Entity caching layer

Problem
Deezer is useful for search, but relying on an external API as the source of truth would make reviews and track pages fragile.
Decision
Create or reuse local `entities` when users publish reviews, then attach ratings, profile activity, and track pages to those records.
Tradeoff
Metadata can become slightly stale, but Kocteau gets durable IDs, fewer repeated external calls, and data it can query reliably.
03

Postgres and RLS over NoSQL

Problem
The product depends on relationships between users, reviews, entities, likes, comments, bookmarks, follows, and taste tags.
Decision
Use Supabase Postgres with relational modeling and RLS-aware access rules instead of a loose document model.
Tradeoff
The schema requires more upfront thinking, but joins, constraints, and policy-driven access fit the product better.
04

TanStack Query for server state

Problem
Reviews and social interactions change often, and manually coordinating fetches, cache, loading states, and optimistic updates gets messy.
Decision
Use TanStack Query for server-state synchronization, local cache, and interaction feedback.
Tradeoff
It adds dependency and bundle weight, but reduces custom state code and makes interactive surfaces feel faster.

Measurement

The case study should not invent traction.
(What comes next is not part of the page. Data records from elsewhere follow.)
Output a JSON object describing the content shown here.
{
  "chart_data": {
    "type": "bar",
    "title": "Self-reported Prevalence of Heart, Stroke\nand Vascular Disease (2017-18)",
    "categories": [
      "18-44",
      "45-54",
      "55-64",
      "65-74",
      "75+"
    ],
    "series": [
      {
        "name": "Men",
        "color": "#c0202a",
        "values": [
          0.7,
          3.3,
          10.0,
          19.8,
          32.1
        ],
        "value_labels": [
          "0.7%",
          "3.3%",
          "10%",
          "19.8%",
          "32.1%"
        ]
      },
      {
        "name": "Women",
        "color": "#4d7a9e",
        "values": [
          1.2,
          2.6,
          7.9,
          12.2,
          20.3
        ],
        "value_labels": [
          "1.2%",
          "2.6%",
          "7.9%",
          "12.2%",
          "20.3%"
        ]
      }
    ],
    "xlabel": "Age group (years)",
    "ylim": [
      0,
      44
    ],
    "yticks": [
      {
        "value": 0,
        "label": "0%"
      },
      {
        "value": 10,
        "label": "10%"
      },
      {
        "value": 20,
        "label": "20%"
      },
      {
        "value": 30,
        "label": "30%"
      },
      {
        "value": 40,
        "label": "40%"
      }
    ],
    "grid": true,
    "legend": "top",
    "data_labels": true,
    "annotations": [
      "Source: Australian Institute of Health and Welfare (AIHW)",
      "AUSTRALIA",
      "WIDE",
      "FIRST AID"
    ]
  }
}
Instead, Kocteau can be evaluated through the signals that matter for this product category: activation, publishing, engagement, recommendation quality, and system health.

Observable signals

The next iteration should turn these product questions into dashboard queries or analytics events.

Activation

OTP to taste

How many users verify email, finish profile setup, and select preference tags.

Creation

First review

How quickly a new user searches a track and publishes their first rating or written take.

Engagement

Social actions

Likes, saves, comments, and follows show whether reviews create interaction beyond reading.

Discovery

Feed quality

Feed loads, clicks, follows, and review actions can reveal whether recommendations feel useful.


Result

Kocteau reached a functional MVP shape: users can authenticate, complete onboarding, search music through Deezer, publish reviews, browse social surfaces, and view public profiles and track pages. The strongest result is not a single feature, but a coherent loop that can now be tested with real behavior.

Learnings

  1. 01Recommendation quality starts before the algorithm. Onboarding, taste tags, empty states, and social defaults shape the first session.
  2. 02External APIs are inputs, not product foundations. Deezer can search music, but Kocteau needs its own stable entities.
  3. 03Server state deserves a dedicated model. Reviews, likes, comments, and saves feel better when cache and optimistic states are handled deliberately.
  4. 04Relational data fits social products. Reviews, follows, profiles, and entities benefit from constraints and explicit relationships.
  5. 05OTP auth looks simple but has hidden edge cases: email delay, spam folders, expired codes, redirects, and incomplete profiles.